As noites são alaranjadas como um crepúsculo. Os dias amanhecem cobertos de pó preto, e as pessoas e os cachorros vivem sonolentos. Na tríplice divisa entre os municípios de São Paulo, Santo André e Mauá, a megalópole preserva seu caráter industrial e seu efeito colateral: a poluição.
Nas últimas décadas, enquanto o polo petroquímico de Capuava se expandia, a população se adensou no entorno. "Escolhi morar aqui porque meu olho cresceu quando vi tanta indústria por perto: ia ter trabalho. No final, o que a gente conseguiu mesmo foi ficar doente", lembra a diarista Dorotéia de Oliveira Silva.
Em sua sala, a mesinha de canto já dá o diagnóstico: os retratos da família dividem espaço com as caixas de remédios. Todos ali têm problemas respiratórios. Além da tosse contínua, Ellen Cristina, a filha mais velha, acumula também sangramento no nariz e pele empipocada, o que obriga a jovem a perder muitos dias de aula.

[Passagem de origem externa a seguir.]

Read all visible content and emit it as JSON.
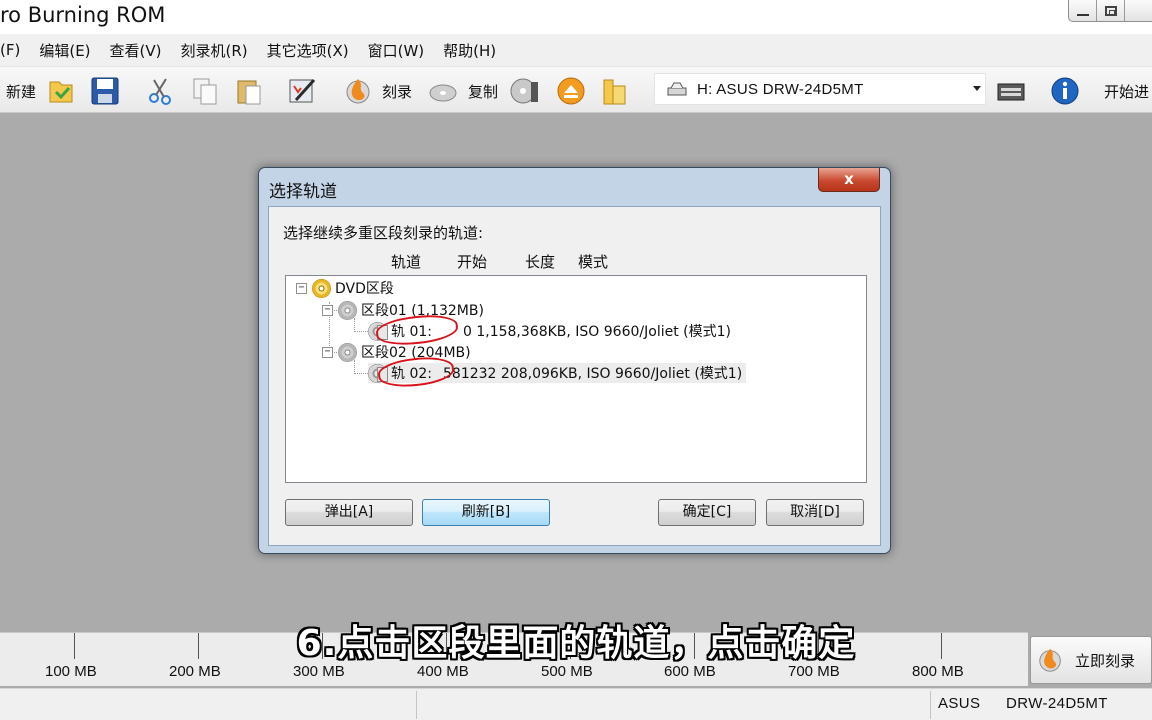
{
  "window": {
    "title": "ro Burning ROM"
  },
  "menu": [
    "(F)",
    "编辑(E)",
    "查看(V)",
    "刻录机(R)",
    "其它选项(X)",
    "窗口(W)",
    "帮助(H)"
  ],
  "toolbar": {
    "new_label": "新建",
    "burn_label": "刻录",
    "copy_label": "复制",
    "drive": "H: ASUS DRW-24D5MT",
    "start_label": "开始进"
  },
  "dialog": {
    "title": "选择轨道",
    "close": "x",
    "prompt": "选择继续多重区段刻录的轨道:",
    "columns": [
      "轨道",
      "开始",
      "长度",
      "模式"
    ],
    "tree": {
      "root": "DVD区段",
      "sessions": [
        {
          "label": "区段01 (1,132MB)",
          "track": "轨 01:",
          "track_info": "0 1,158,368KB, ISO 9660/Joliet (模式1)"
        },
        {
          "label": "区段02 (204MB)",
          "track": "轨 02:",
          "track_info": "581232 208,096KB, ISO 9660/Joliet (模式1)"
        }
      ]
    },
    "buttons": {
      "eject": "弹出[A]",
      "refresh": "刷新[B]",
      "ok": "确定[C]",
      "cancel": "取消[D]"
    }
  },
  "capacity_labels": [
    "100 MB",
    "200 MB",
    "300 MB",
    "400 MB",
    "500 MB",
    "600 MB",
    "700 MB",
    "800 MB"
  ],
  "burn_now": "立即刻录",
  "status": {
    "vendor": "ASUS",
    "model": "DRW-24D5MT"
  },
  "subtitle": "6.点击区段里面的轨道，点击确定",
  "colors": {
    "accent_red": "#d9131b",
    "dialog_frame": "#c3d4e7"
  }
}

A família de Dorotéia ficou presa nessa atmosfera doentia porque financiou em 10 anos seu apartamento pelo Minha Casa Minha Vida e, pelas regras do programa federal, não pode vendê-lo. "Pelo que oferecem por esse apartamento, só consigo comprar um barraco em favela", lamenta.
Cristiane Dantas, mãe solo e liderança de movimento por moradia na zona leste paulistana, vive drama semelhante. Ela está entre as 700 famílias cadastradas para um conjunto habitacional já aprovado e que vai ser construído colado ao polo. "Temo pela saúde do meu filho, mas foi a única chance de sair do aluguel que encontrei. Se tivesse condições, iria para fora de São Paulo. Mas o jeito é ficar e lutar para melhorar o ar e o atendimento médico por aqui." Histórias como essas mostram que a poluição é mais um subproduto da desigualdade no Brasil.